Projelerinizde imzanız olarak adlandırabileceğiniz, olmazsa olmazınız bir malzeme var mı?
Özellikle bu anlamda belirtebileceğim spesifik bir ürün bulunmuyor. Daha önce de belirttiğim gibi projenin ihtiyaçlarına, fonksiyonuna ve tasarım karakterine bağlı olarak her projede farklı farklı ürünler kullanabiliyoruz. Ancak bizim olmazsa olmazımız doğal ve doğa dostu ürünler.
Türkiye yapı endüstrisinde eksikliğini hissettiğiniz ürünler var mı?

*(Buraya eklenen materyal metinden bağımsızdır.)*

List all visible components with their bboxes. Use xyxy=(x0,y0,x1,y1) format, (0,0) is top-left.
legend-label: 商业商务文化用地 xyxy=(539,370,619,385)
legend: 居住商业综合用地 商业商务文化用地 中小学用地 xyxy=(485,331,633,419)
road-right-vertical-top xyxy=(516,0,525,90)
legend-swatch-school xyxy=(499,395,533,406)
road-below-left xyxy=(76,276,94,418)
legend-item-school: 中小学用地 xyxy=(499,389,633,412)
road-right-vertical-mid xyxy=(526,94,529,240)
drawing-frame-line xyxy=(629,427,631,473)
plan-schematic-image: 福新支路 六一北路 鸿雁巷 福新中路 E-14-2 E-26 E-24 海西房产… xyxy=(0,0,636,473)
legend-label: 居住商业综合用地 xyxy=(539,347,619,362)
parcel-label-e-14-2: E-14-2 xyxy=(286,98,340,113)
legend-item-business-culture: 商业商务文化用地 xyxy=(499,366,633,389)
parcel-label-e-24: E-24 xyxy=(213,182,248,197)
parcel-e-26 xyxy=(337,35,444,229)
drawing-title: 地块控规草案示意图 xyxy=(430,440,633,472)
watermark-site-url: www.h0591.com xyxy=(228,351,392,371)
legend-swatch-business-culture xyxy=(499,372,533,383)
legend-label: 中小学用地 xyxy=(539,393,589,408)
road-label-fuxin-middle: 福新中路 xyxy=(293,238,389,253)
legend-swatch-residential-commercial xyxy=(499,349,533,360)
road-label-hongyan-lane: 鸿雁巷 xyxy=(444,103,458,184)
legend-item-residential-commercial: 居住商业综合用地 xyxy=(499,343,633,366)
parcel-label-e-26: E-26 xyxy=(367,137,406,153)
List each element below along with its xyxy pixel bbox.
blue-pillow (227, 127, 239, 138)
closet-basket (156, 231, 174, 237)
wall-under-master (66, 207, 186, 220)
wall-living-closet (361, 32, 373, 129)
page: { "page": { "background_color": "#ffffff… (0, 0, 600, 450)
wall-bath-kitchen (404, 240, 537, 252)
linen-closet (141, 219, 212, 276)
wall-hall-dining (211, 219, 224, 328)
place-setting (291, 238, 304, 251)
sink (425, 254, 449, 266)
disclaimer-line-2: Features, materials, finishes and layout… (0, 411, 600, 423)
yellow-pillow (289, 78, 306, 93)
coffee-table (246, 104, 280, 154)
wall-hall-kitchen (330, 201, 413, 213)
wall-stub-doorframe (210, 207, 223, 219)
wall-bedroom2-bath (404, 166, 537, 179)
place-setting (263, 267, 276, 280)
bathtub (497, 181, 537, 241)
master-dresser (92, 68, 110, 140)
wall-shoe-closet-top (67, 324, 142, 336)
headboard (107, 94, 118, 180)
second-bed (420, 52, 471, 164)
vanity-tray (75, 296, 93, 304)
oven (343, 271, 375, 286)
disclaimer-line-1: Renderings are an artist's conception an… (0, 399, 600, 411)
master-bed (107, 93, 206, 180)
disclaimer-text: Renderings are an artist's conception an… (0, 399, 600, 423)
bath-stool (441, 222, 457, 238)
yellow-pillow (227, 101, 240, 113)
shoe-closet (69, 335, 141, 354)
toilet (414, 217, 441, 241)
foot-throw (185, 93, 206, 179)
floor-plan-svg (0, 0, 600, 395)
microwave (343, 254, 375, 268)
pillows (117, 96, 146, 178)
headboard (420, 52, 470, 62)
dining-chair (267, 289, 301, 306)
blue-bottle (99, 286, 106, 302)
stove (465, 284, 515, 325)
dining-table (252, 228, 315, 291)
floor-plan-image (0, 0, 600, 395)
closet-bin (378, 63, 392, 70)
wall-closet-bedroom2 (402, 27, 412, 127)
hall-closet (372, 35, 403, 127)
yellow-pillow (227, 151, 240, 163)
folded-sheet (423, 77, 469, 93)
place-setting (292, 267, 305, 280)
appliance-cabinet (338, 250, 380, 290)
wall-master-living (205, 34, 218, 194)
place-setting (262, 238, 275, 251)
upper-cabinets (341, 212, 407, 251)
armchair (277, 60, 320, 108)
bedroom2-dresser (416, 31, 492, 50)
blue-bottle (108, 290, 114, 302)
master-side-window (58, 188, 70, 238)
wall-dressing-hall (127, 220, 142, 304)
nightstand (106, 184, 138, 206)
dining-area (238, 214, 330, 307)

Bugün yapı sektöründe birçok ürünün üretimi artık Türkiye’de yaygın olarak yapılıyor. Bu, farklı ve alternatif ürünlerin yapı sektörünün kullanımına sunulması anlamına geliyor. Bunun yanında yurt dışından çok farklı, yeni teknolojilere ve farklı tasarıma sahip yapı ürünleri de Türkiye’ye gelmekte. Bu ürünlerin kullanımı, tabii ki ekonomik olarak son zamanlarda kurlarda yaşanan artışlar ve pandemi sürecinin getirmiş olduğu kısıtlamalar nedeniyle yaygın olmasa da, teknolojik olarak yerli ürünlerin de çeşitlenmesine ve çoğalmasına neden oluyor.